Considerando lo stato attuale della questione, si può osservare che tutti i vitigni interspecifici attualmente iscritti al registro varietale italiano hanno nomi di fantasia o i nomi aggettivati delle importanti varietà francesi già menzionate. E’ però opportuno ricordare che in diversi centri di ricerca nazionali (FEM, Crea-Ve, Università, Istituzioni private) sono in corso di selezione avanzata molte accessioni derivate dall’incrocio di ibridi complessi con alcune delle più note varietà del nostro paese (Glera, Friulano, Lambruschi, Trebbiani, Sangiovese, Montepulciano, Aglianico, Primitivo, Nero d’Avola, ecc.). Per queste nuove accessioni sarà forte la tentazione di battezzarle con i nomi aggettivati dei loro genitori “italici” e di richiederne con tali nomi l’ammissione in coltura.
Ciò premesso, è anche importante sapere che accanto al miglioramento genetico per incrocio, alcuni nostri laboratori stanno utilizzando da diversi anni le tecniche del “Genome Editing”, che permetteranno di indurre la resistenza alle malattie fungine nei vitigni europei senza modificarne le altre caratteristiche. Le viti mutate saranno “cloni” a tutti gli effetti e avranno il diritto di mantenere il nome della varietà.
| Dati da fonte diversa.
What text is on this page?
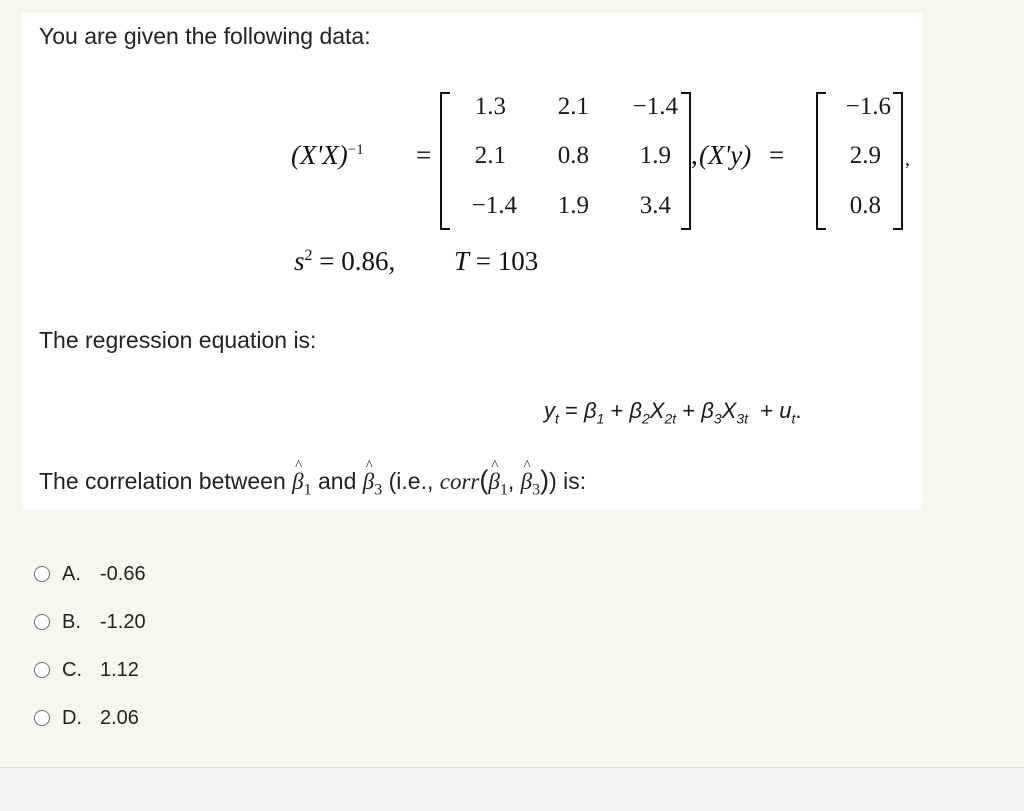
You are given the following data:
$(X'X)^{-1}$ =
1.3	2.1	−1.4
2.1	0.8	1.9
−1.4	1.9	3.4
, (X'y) =
−1.6
2.9
0.8
,
$s^2 = 0.86$, T = 103
The regression equation is:
$y_t = \beta_1 + \beta_2X_{2t} + \beta_3X_{3t} + u_t$.
The correlation between ^ $\beta_1$ and ^ $\beta_3$ (i.e., corr(^ $\beta_1$, ^ $\beta_3$)) is:
A. -0.66
B. -1.20
C. 1.12
D. 2.06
E’ pur vero che secondo la Corte di Giustizia Europea le piante ottenute con l’editing genomico sarebbero considerate OGM e quindi non coltivabili, ma è altrettanto vero che questa anacronistica posizione sta per essere superata ed è quasi certo che nel giro di quattro o cinque anni potrebbero essere disponibili ed utilizzabili per gli impianti i cloni resistenti di alcune varietà francesi o italiane di Vitis vinifera.
Si pone quindi una domanda: come potranno convivere in Italia i vitigni da incrocio che hanno i nomi aggettivati dei genitori europei con i “cloni” ottenuti con il Genome Editing? E’ altamente probabile che i viticoltori preferiscano gli “originali” alle “copie”, e che proprio i vitigni interspecifici col nome di una varietà perdano mercato e vengano sostituiti dai “cloni” resistenti della medesima varietà. Paradossalmente potrebbero mantenere il mercato solo le migliori accessioni interspecifiche omologate con nomi di fantasia, ma l’acquisizione di resistenza riporterà alla massima dignità i vitigni internazionali di Vitis vinifera e quelli “storici” italiani che hanno reso unica la nostra viti-enologia. Forse nei prossimi dieci anni il settore supererà la fase della “viticoltura resistente” e potrà entrare in quella che potrebbe essere chiamata “viticoltura post-fungina”.